Why did you put quotes around “violent”? Your child was violent. Period. He’s apparently not now, but he was then.

Stuff like putting quotes around violent (which I’m sure came across in the way you spoke about him too, not just the way you’re writing about him) is the exact problem that people have with you. You’re in denial and acting like the violence isn’t that bad or isn’t really violence and so shouldn’t be called that. Acknowledging the problem would have made other parents less frustrated with you.


DP. When you have the child with externalizing behavior (the correct clinical term) the last thing you should care about is what other parents think. Calling out parents, insisting that they make some public acknowledgement that their child is “bad,” does nothing for anyone. Your demands that PP use certain words are all about you, not about the kid and how to help them.

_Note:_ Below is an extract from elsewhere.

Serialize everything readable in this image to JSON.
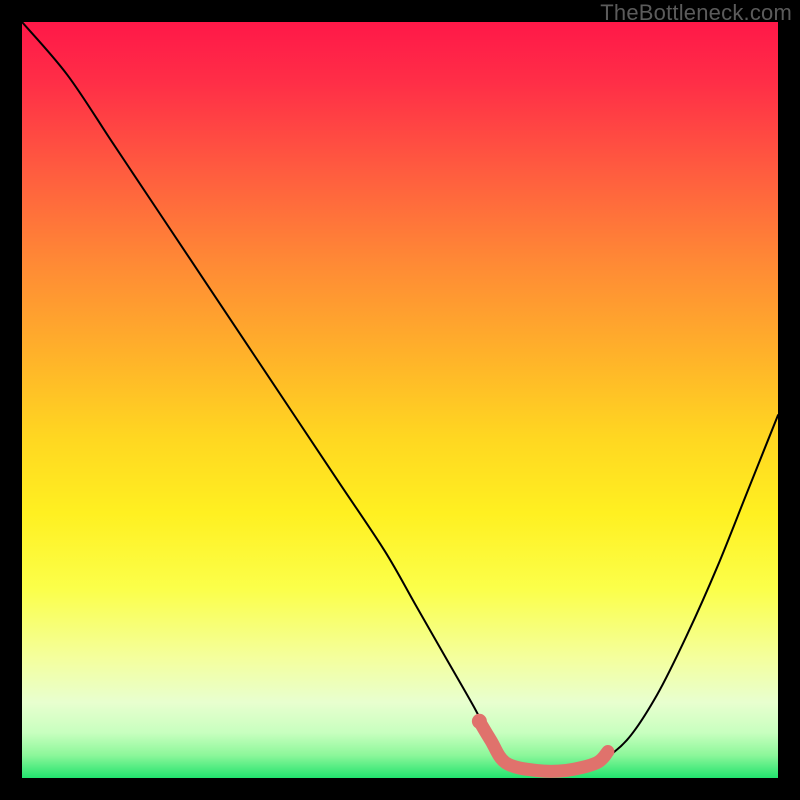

Actually my “demands” are not about me, they’re about my kids. It’s one thing for my kids to be hit by another kid, it’s another for them to be gaslit too with proclamations from adults that their kid isn’t a violent kid with serious issues who is 100% in the wrong.


You’ll note that those kinds of parents always fail to address the impact on the kid who is subjected to the violent kid. It’s just ridiculous. You see it on this thread, and you see it consistently on this board.


Yes, I don’t think it’s a coincidence that that type of parent has that type of kid.


What do you think “that type of parent” should do? Tar and feather their kid? Send them to jail? Lock them in the basement?